И пояснил, словно Игорь в этом загадочном пояснении что-то мог понять:

— Не хватало еще мне Димыча второй раз из депрессии выводить.

Отправляться на «Корунд» предстояло через четыре дня. А у Игоря все же было ощущение, что Калымов выдумал проблему с переброской, чтобы только удержать его подальше от планеты. На следующее же утро он решил проверить, так ли это.

Оператором на пульте оказался служащий базы, а документы регистрировали действительно представители местной таможни и СПК. Было видно, с каким старанием они относятся к работе.

Но ведь все это еще не означает, что происходящая суета по его душу. Вот же, десятки людей с самого утра спокойно регистрируются, входят в телепортатор и выходят из него, и ничего с ними не происходит. Потратив почти час на наблюдения, Игорь решился. Что он будет делать на планете, представлялось пока смутно. Искать Гилоиса. Как — решим на месте. Главное, чтобы на планету пустили.

Таможенник мрачно посмотрел на Игоря, но документы взял, проверил, и выдал временную визу. Спок тоже ни к чему не придрался, даже голову от терминала не поднял. Приободрившись, Игорь вошел в освободившуюся кабинку. Все нормально.

Однако радовался он рано. Стоило выйти из кабинки, как острое желание спрятаться чуть не загнало его обратно. Нервно оглядев зал, Игорь приметил двух молодых людей. Первый, в длинном пальто, прогуливался вдоль экспресс-синтезаторов, но сразу встретился с доктором глазами, и даже легонько кивнул. Второй стоял у выхода в город.

Да что со мной такое, попытался он себя успокоить, — нормальные парни. Нет в них ничего странного…

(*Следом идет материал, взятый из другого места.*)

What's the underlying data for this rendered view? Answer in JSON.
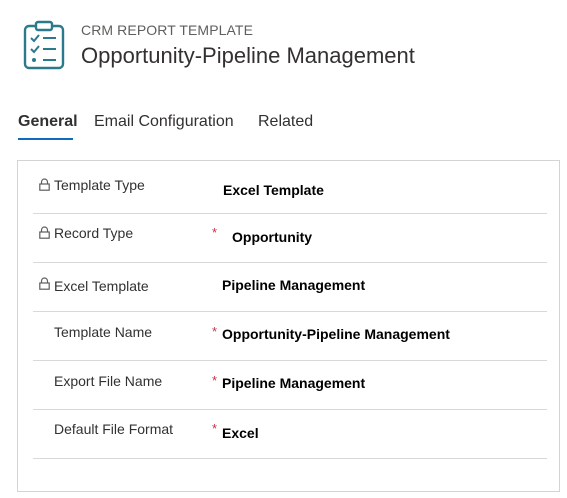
{
  "header": {
    "entity_type": "CRM REPORT TEMPLATE",
    "record_title": "Opportunity-Pipeline Management",
    "icon": "report-template-icon"
  },
  "tabs": [
    {
      "label": "General",
      "active": true
    },
    {
      "label": "Email Configuration",
      "active": false
    },
    {
      "label": "Related",
      "active": false
    }
  ],
  "form": {
    "rows": [
      {
        "label": "Template Type",
        "value": "Excel Template",
        "locked": true,
        "required": false
      },
      {
        "label": "Record Type",
        "value": "Opportunity",
        "locked": true,
        "required": true
      },
      {
        "label": "Excel Template",
        "value": "Pipeline Management",
        "locked": true,
        "required": false
      },
      {
        "label": "Template Name",
        "value": "Opportunity-Pipeline Management",
        "locked": false,
        "required": true
      },
      {
        "label": "Export File Name",
        "value": "Pipeline Management",
        "locked": false,
        "required": true
      },
      {
        "label": "Default File Format",
        "value": "Excel",
        "locked": false,
        "required": true
      }
    ],
    "required_marker": "*"
  },
  "colors": {
    "accent": "#0f6cbd",
    "required": "#c4314b",
    "icon": "#2b7a8c"
  }
}
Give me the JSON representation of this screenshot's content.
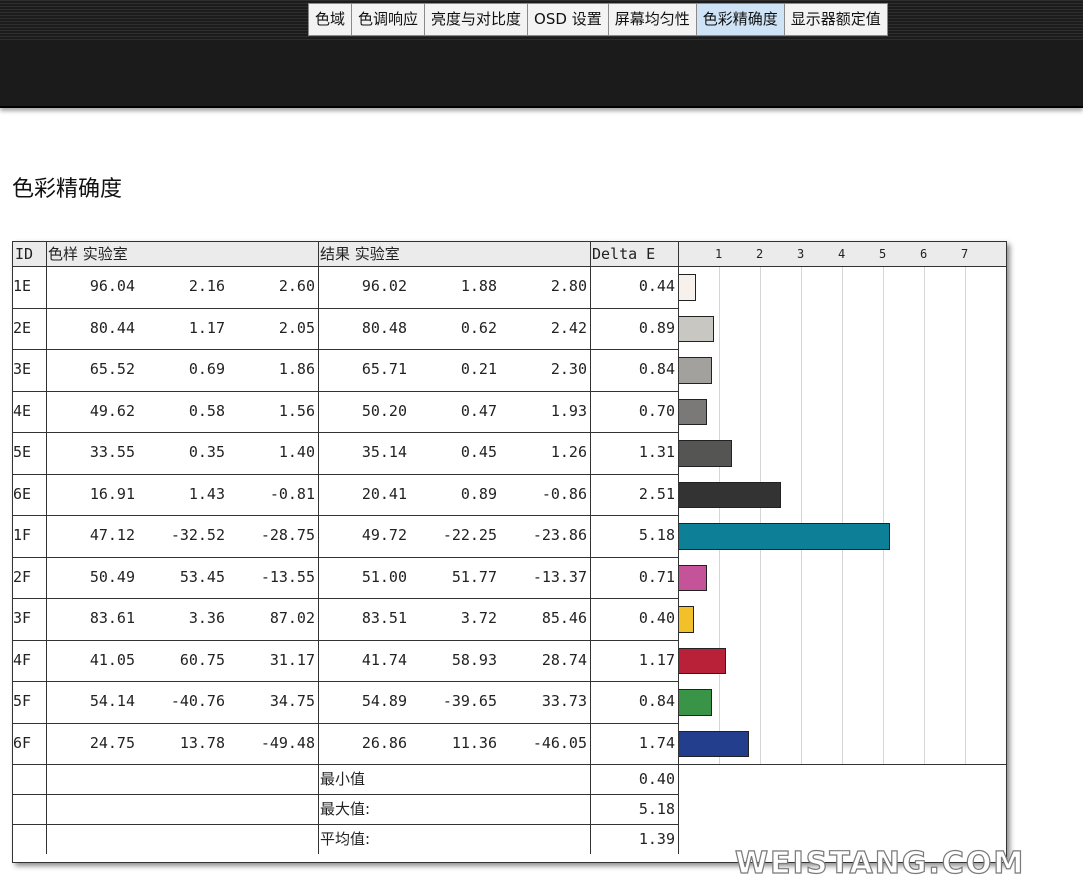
{
  "tabs": [
    {
      "label": "色域"
    },
    {
      "label": "色调响应"
    },
    {
      "label": "亮度与对比度"
    },
    {
      "label": "OSD 设置"
    },
    {
      "label": "屏幕均匀性"
    },
    {
      "label": "色彩精确度"
    },
    {
      "label": "显示器额定值"
    }
  ],
  "active_tab": "色彩精确度",
  "section_title": "色彩精确度",
  "table": {
    "headers": {
      "id": "ID",
      "sample": "色样 实验室",
      "result": "结果 实验室",
      "delta": "Delta E"
    },
    "axis_ticks": [
      "1",
      "2",
      "3",
      "4",
      "5",
      "6",
      "7"
    ],
    "rows": [
      {
        "id": "1E",
        "sample": [
          "96.04",
          "2.16",
          "2.60"
        ],
        "result": [
          "96.02",
          "1.88",
          "2.80"
        ],
        "delta": "0.44",
        "value": 0.44,
        "color": "#f6f1ec"
      },
      {
        "id": "2E",
        "sample": [
          "80.44",
          "1.17",
          "2.05"
        ],
        "result": [
          "80.48",
          "0.62",
          "2.42"
        ],
        "delta": "0.89",
        "value": 0.89,
        "color": "#c8c7c2"
      },
      {
        "id": "3E",
        "sample": [
          "65.52",
          "0.69",
          "1.86"
        ],
        "result": [
          "65.71",
          "0.21",
          "2.30"
        ],
        "delta": "0.84",
        "value": 0.84,
        "color": "#a2a19d"
      },
      {
        "id": "4E",
        "sample": [
          "49.62",
          "0.58",
          "1.56"
        ],
        "result": [
          "50.20",
          "0.47",
          "1.93"
        ],
        "delta": "0.70",
        "value": 0.7,
        "color": "#7a7977"
      },
      {
        "id": "5E",
        "sample": [
          "33.55",
          "0.35",
          "1.40"
        ],
        "result": [
          "35.14",
          "0.45",
          "1.26"
        ],
        "delta": "1.31",
        "value": 1.31,
        "color": "#555553"
      },
      {
        "id": "6E",
        "sample": [
          "16.91",
          "1.43",
          "-0.81"
        ],
        "result": [
          "20.41",
          "0.89",
          "-0.86"
        ],
        "delta": "2.51",
        "value": 2.51,
        "color": "#333333"
      },
      {
        "id": "1F",
        "sample": [
          "47.12",
          "-32.52",
          "-28.75"
        ],
        "result": [
          "49.72",
          "-22.25",
          "-23.86"
        ],
        "delta": "5.18",
        "value": 5.18,
        "color": "#0d7f96"
      },
      {
        "id": "2F",
        "sample": [
          "50.49",
          "53.45",
          "-13.55"
        ],
        "result": [
          "51.00",
          "51.77",
          "-13.37"
        ],
        "delta": "0.71",
        "value": 0.71,
        "color": "#c4539a"
      },
      {
        "id": "3F",
        "sample": [
          "83.61",
          "3.36",
          "87.02"
        ],
        "result": [
          "83.51",
          "3.72",
          "85.46"
        ],
        "delta": "0.40",
        "value": 0.4,
        "color": "#f2c12a"
      },
      {
        "id": "4F",
        "sample": [
          "41.05",
          "60.75",
          "31.17"
        ],
        "result": [
          "41.74",
          "58.93",
          "28.74"
        ],
        "delta": "1.17",
        "value": 1.17,
        "color": "#b82138"
      },
      {
        "id": "5F",
        "sample": [
          "54.14",
          "-40.76",
          "34.75"
        ],
        "result": [
          "54.89",
          "-39.65",
          "33.73"
        ],
        "delta": "0.84",
        "value": 0.84,
        "color": "#3a9448"
      },
      {
        "id": "6F",
        "sample": [
          "24.75",
          "13.78",
          "-49.48"
        ],
        "result": [
          "26.86",
          "11.36",
          "-46.05"
        ],
        "delta": "1.74",
        "value": 1.74,
        "color": "#233e8c"
      }
    ],
    "stats": [
      {
        "label": "最小值",
        "value": "0.40"
      },
      {
        "label": "最大值:",
        "value": "5.18"
      },
      {
        "label": "平均值:",
        "value": "1.39"
      }
    ]
  },
  "watermark": "WEISTANG.COM"
}
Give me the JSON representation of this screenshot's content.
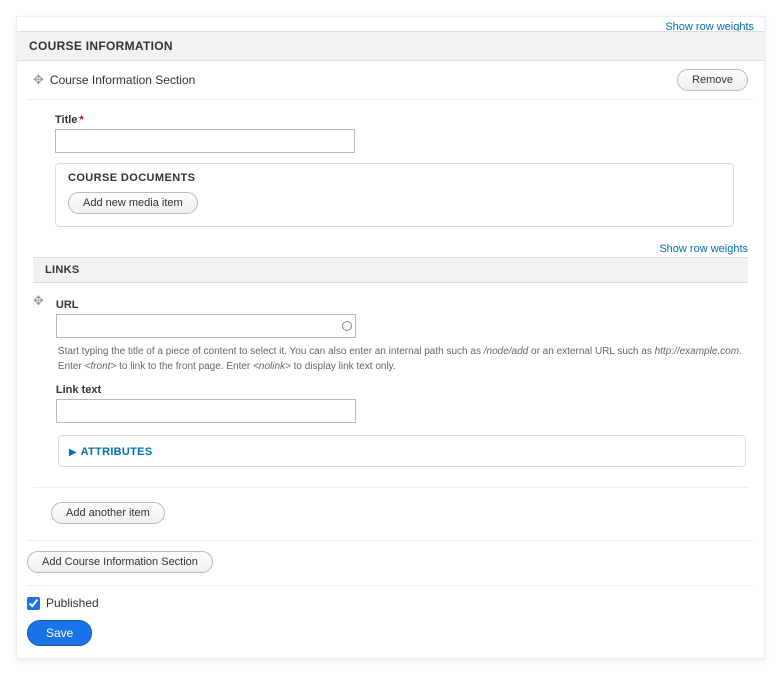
{
  "top_link_partial": "Show row weights",
  "section_header": "COURSE INFORMATION",
  "row": {
    "title": "Course Information Section",
    "remove_label": "Remove"
  },
  "title_field": {
    "label": "Title",
    "value": ""
  },
  "documents": {
    "legend": "COURSE DOCUMENTS",
    "add_media_label": "Add new media item"
  },
  "show_row_weights": "Show row weights",
  "links": {
    "legend": "LINKS",
    "url_label": "URL",
    "url_value": "",
    "helper_pre": "Start typing the title of a piece of content to select it. You can also enter an internal path such as ",
    "helper_path": "/node/add",
    "helper_mid1": " or an external URL such as ",
    "helper_url": "http://example.com",
    "helper_mid2": ". Enter ",
    "helper_front": "<front>",
    "helper_mid3": " to link to the front page. Enter ",
    "helper_nolink": "<nolink>",
    "helper_post": " to display link text only.",
    "linktext_label": "Link text",
    "linktext_value": "",
    "attributes_label": "ATTRIBUTES"
  },
  "add_another_label": "Add another item",
  "add_section_label": "Add Course Information Section",
  "published": {
    "label": "Published",
    "checked": true
  },
  "save_label": "Save"
}
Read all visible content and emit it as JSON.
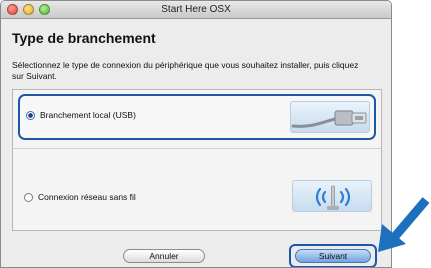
{
  "window": {
    "title": "Start Here OSX"
  },
  "page": {
    "heading": "Type de branchement",
    "instruction": "Sélectionnez le type de connexion du périphérique que vous souhaitez installer, puis cliquez sur Suivant."
  },
  "options": [
    {
      "label": "Branchement local (USB)",
      "selected": true,
      "icon": "usb-cable-icon"
    },
    {
      "label": "Connexion réseau sans fil",
      "selected": false,
      "icon": "wireless-signal-icon"
    }
  ],
  "buttons": {
    "cancel": "Annuler",
    "next": "Suivant"
  },
  "colors": {
    "highlight": "#1f57a8",
    "arrow": "#1f6fbf"
  }
}
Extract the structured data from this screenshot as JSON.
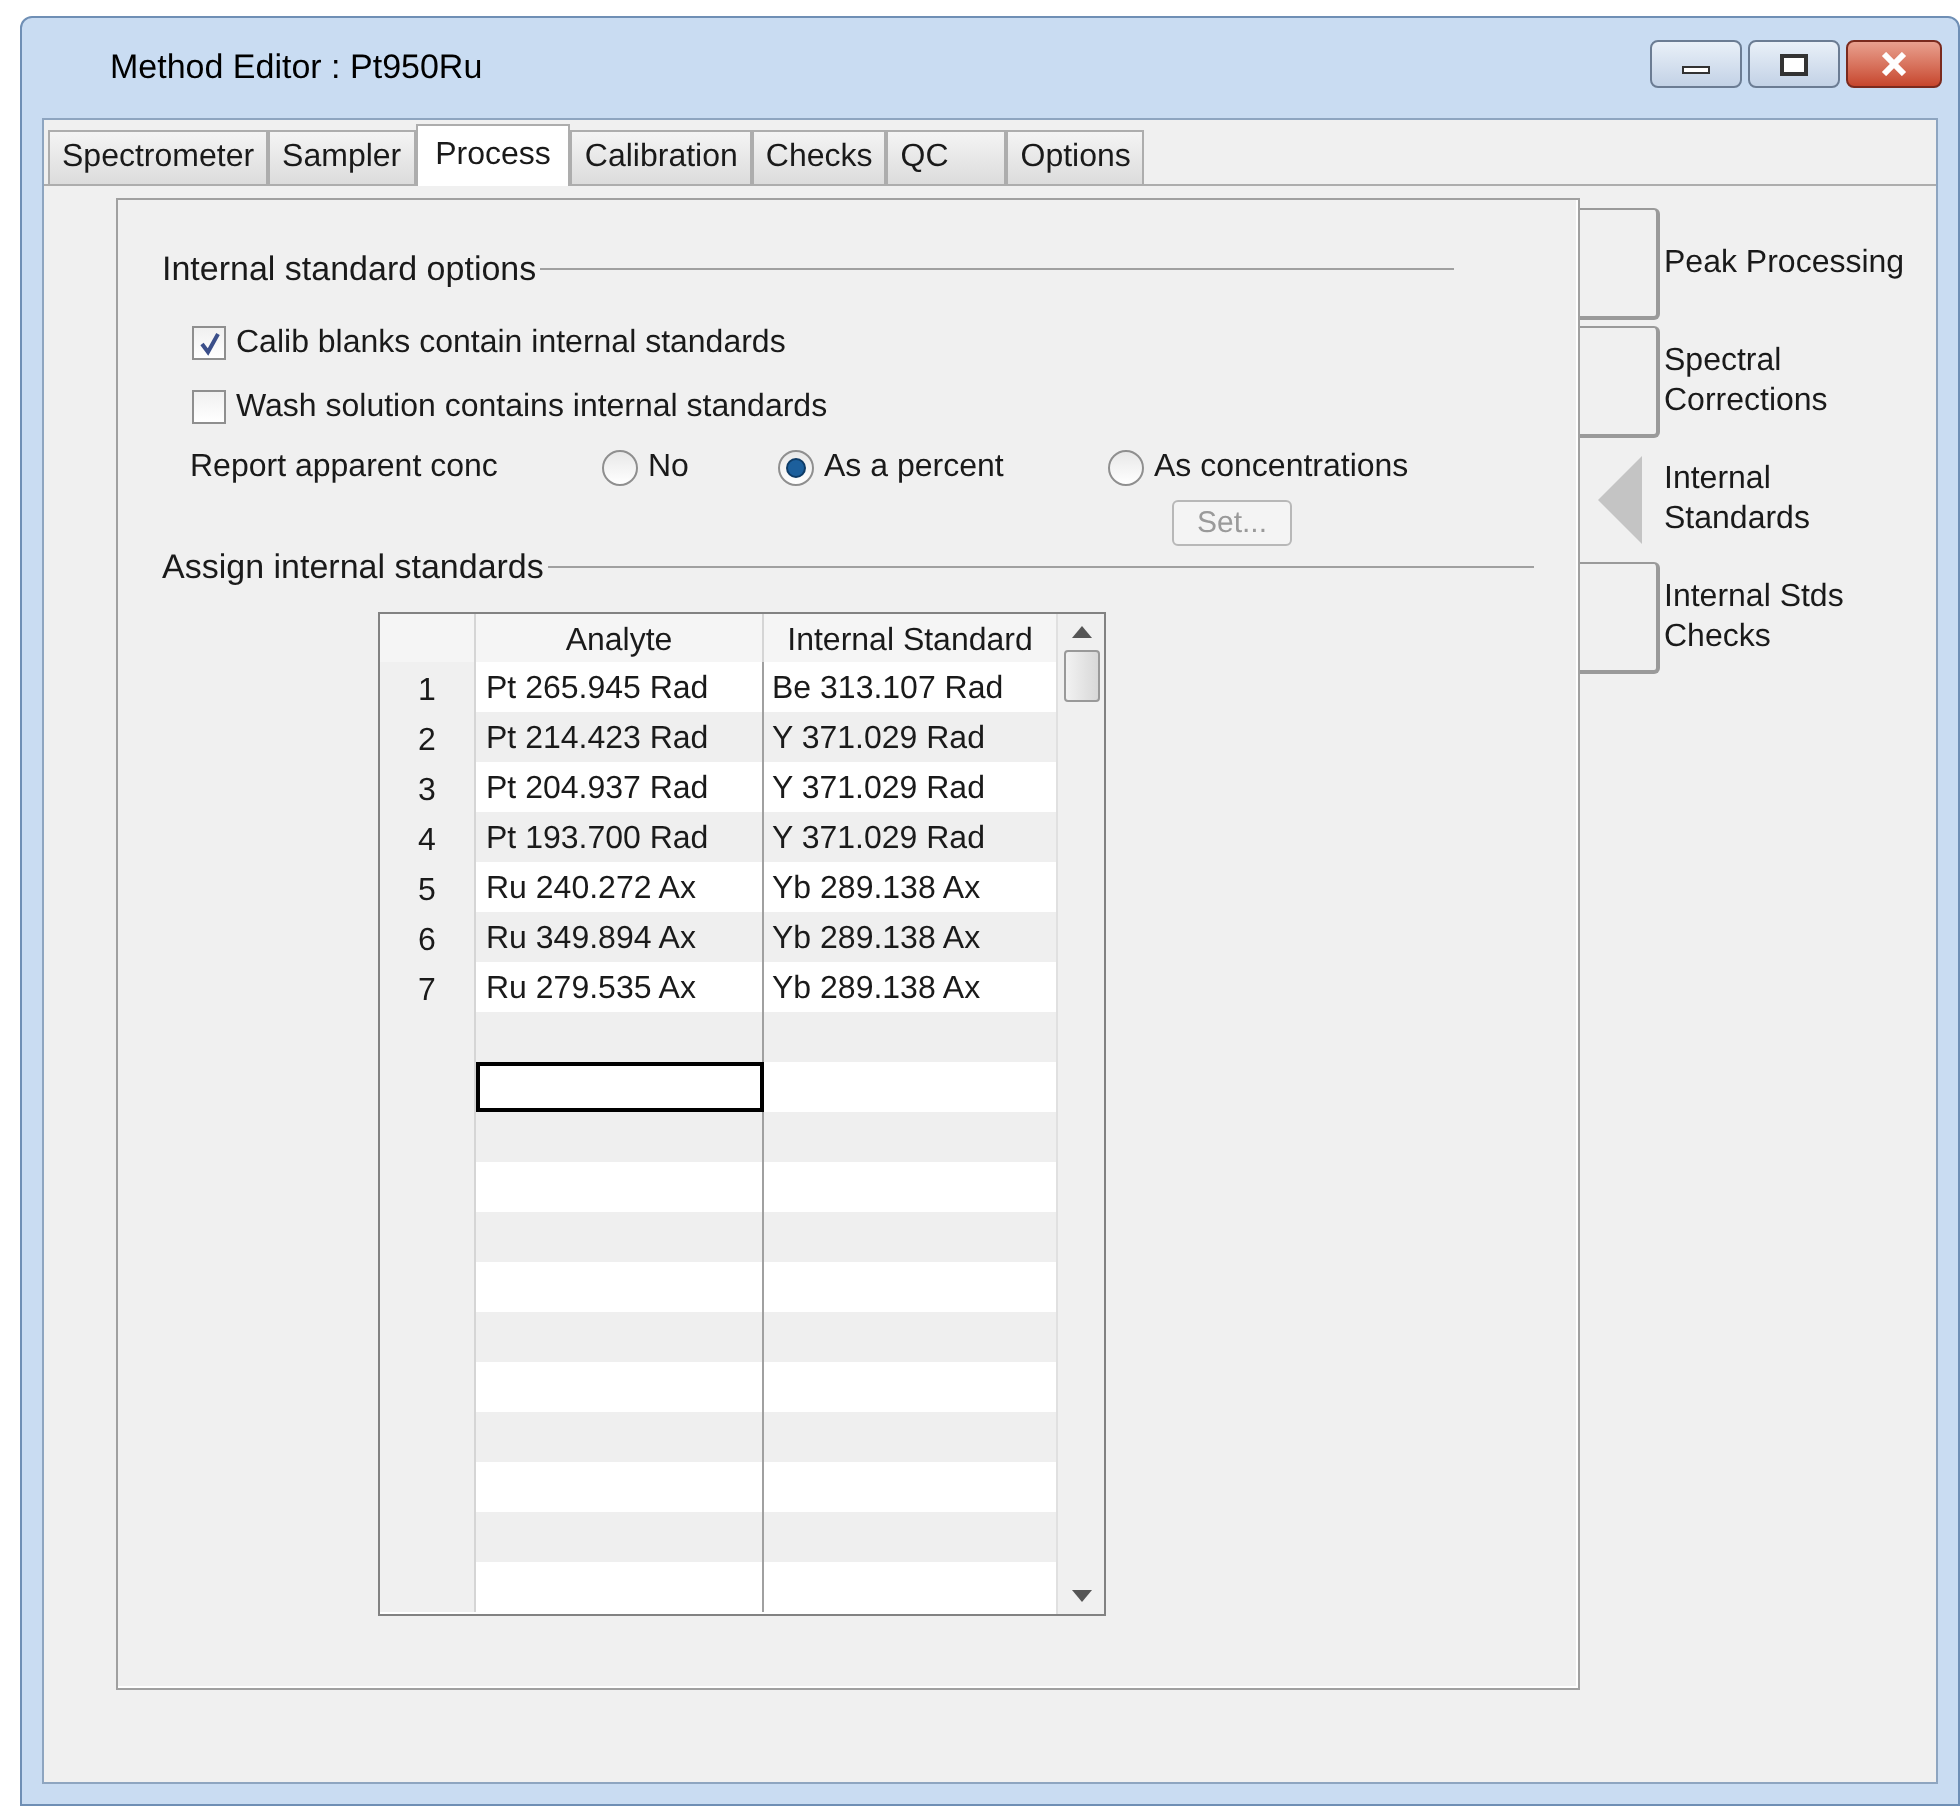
{
  "window": {
    "title": "Method Editor : Pt950Ru"
  },
  "tabs": [
    {
      "label": "Spectrometer",
      "selected": false
    },
    {
      "label": "Sampler",
      "selected": false
    },
    {
      "label": "Process",
      "selected": true
    },
    {
      "label": "Calibration",
      "selected": false
    },
    {
      "label": "Checks",
      "selected": false
    },
    {
      "label": "QC",
      "selected": false
    },
    {
      "label": "Options",
      "selected": false
    }
  ],
  "options": {
    "title": "Internal standard options",
    "checkboxes": [
      {
        "label": "Calib blanks contain internal standards",
        "checked": true
      },
      {
        "label": "Wash solution contains internal standards",
        "checked": false
      }
    ],
    "report_label": "Report apparent conc",
    "radios": [
      {
        "label": "No",
        "selected": false
      },
      {
        "label": "As a percent",
        "selected": true
      },
      {
        "label": "As concentrations",
        "selected": false
      }
    ],
    "set_button": {
      "label": "Set...",
      "disabled": true
    }
  },
  "assign": {
    "title": "Assign internal standards",
    "columns": [
      "Analyte",
      "Internal Standard"
    ],
    "rows": [
      {
        "index": "1",
        "analyte": "Pt 265.945 Rad",
        "standard": "Be 313.107 Rad"
      },
      {
        "index": "2",
        "analyte": "Pt 214.423 Rad",
        "standard": "Y 371.029 Rad"
      },
      {
        "index": "3",
        "analyte": "Pt 204.937 Rad",
        "standard": "Y 371.029 Rad"
      },
      {
        "index": "4",
        "analyte": "Pt 193.700 Rad",
        "standard": "Y 371.029 Rad"
      },
      {
        "index": "5",
        "analyte": "Ru 240.272 Ax",
        "standard": "Yb 289.138 Ax"
      },
      {
        "index": "6",
        "analyte": "Ru 349.894 Ax",
        "standard": "Yb 289.138 Ax"
      },
      {
        "index": "7",
        "analyte": "Ru 279.535 Ax",
        "standard": "Yb 289.138 Ax"
      }
    ],
    "empty_rows": [
      {
        "focused": false
      },
      {
        "focused": true
      },
      {
        "focused": false
      },
      {
        "focused": false
      },
      {
        "focused": false
      },
      {
        "focused": false
      },
      {
        "focused": false
      },
      {
        "focused": false
      },
      {
        "focused": false
      },
      {
        "focused": false
      },
      {
        "focused": false
      },
      {
        "focused": false
      }
    ]
  },
  "side_tabs": [
    {
      "label": "Peak Processing",
      "selected": false
    },
    {
      "label": "Spectral Corrections",
      "selected": false
    },
    {
      "label": "Internal Standards",
      "selected": true
    },
    {
      "label": "Internal Stds Checks",
      "selected": false
    }
  ]
}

Успокоиться не получилось. В зале было много людей. Большинство стояли в очереди на отправку. Именно вдоль этой очереди Игорь и пошел. На всякий случай. С каждым шагом он чувствовал себя все уверенней, хотя подозрения на счет парочки праздно гуляющих лоботрясов только укрепились. Если сразу не начали стрелять…

…то только потому, что вокруг сновало слишком много потенциальных случайных жертв.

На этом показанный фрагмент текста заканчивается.